Cependant, le formalisme prévu par le code de la consommation n’ayant pas été respecté, contrairement à ce qui est indiqué dans l’assignation, la déchéance du droit aux intérêts contractuels sera prononcée.
Dès lors, la créance de la SA FRANFINANCE s’établit comme suit :
Capital emprunté : 6 000,00 eurosDéduction des règlements intervenus : – 90.83 + (38 x 8,46) = 3 186,31 euros ;
Soit une somme totale de 2 813,69 euros au paiement de laquelle Monsieur, [F], [K] sera condamné sans intérêt (ni contractuel, ni légal) pour assurer l’effectivité de la sanction en application de l’arrêt CJUE 565/12, 27 mars 2014.
L’indemnité conventionnelle sera ramenée à 0 euro.
Sur la demande de dommages et intérêts pour violation du devoir de mise en garde
Monsieur, [F], [K] estime que l’engagement de caution souscrit par lui lors de la souscription du crédit professionnel antérieur au crédit personnel objet du présent litige, était disproportionné, et que la banque a manqué à son obligation d’information et de mise en garde à son égard.
Ces demandes ne sont pas des demandes reconventionnelles puisqu’elles ne concernent pas le prêt objet du litige, qui plus est concernent un prêt professionnel pour lequel la juridiction de céans n’est pas compétente.
En conséquence, les demandes de Monsieur, [F], [K] sont irrecevables.
Sur les autres demandes
Succombant, Monsieur, [F], [K], sera condamné aux dépens, en application de l’article 696 du code de procédure civile.
L’équité commande d’allouer à la SA FRANFINANCE la somme de 500,00 euros sur le fondement de l’article 700 du code de procédure civile.
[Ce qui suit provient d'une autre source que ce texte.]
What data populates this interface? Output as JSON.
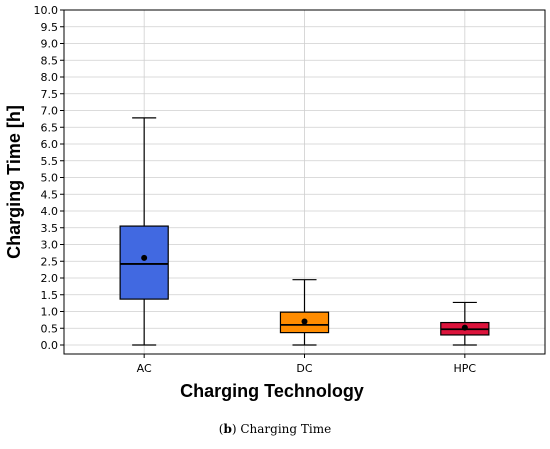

Enfin, il convient de rappeler que la présente décision est exécutoire par provision en vertu des dispositions de l’article 514 du code de procédure civile.
PAR CES MOTIFS
Le juge des contentieux de la protection, statuant après débat en audience publique, par jugement contradictoire et en premier ressort, exécutoire de droit, mis à disposition au greffe ;
DÉCLARE recevable l’opposition formée par Monsieur, [F], [K] le 18 octobre 2024 à l’encontre de l’ordonnance portant injonction de payer rendue par le juge des contentieux de la protection du Tribunal Judiciaire de BOURGOIN-JALLIEU en date du 10 septembre 2024 n°21-24-000832 ;
MET À NÉANT l’ordonnance d’injonction de payer rendue par le juge des contentieux de la protection du Tribunal Judiciaire de BOURGOIN-JALLIEU en date du 10 septembre 2024 n°21-24-000832 ;
DIT que le présent jugement se substitue à l’ordonnance d’injonction de payer rendue par le juge des contentieux de la protection du Tribunal Judiciaire de BOURGOIN-JALLIEU en date du 10 septembre 2024 n°21-24-000832 ;
DÉCLARE la SA FRANFINANCE recevable en ses demandes ;
PRONONCE la déchéance du droit aux intérêts contractuels ;
CONDAMNE Monsieur, [F], [K] à payer à la SA FRANFINANCE la somme de 2 813,69 euros, sans intérêt (ni contractuel, ni légal) pour assurer l’effectivité de la sanction en application de l’arrêt CJUE 565/12, 27 mars 2014 ;
DÉCLARE IRRECEVABLE la demande de Monsieur, [F], [K] tendant à l’octroi de dommages et intérêts pour violation par la banque de son devoir de mise en garde ;
CONDAMNE Monsieur, [F], [K] à payer à la SA FRANFINANCE la somme de 500,00 euros sur le fondement de l’article 700 du code de procédure civile ;
CONDAMNE Monsieur, [F], [K] aux dépens.
Ainsi jugé et prononcé par mise à disposition au greffe du tribunal judiciaire de BOURGOIN-JALLIEU le DIX SEPT MARS DEUX MIL VINGT SIX.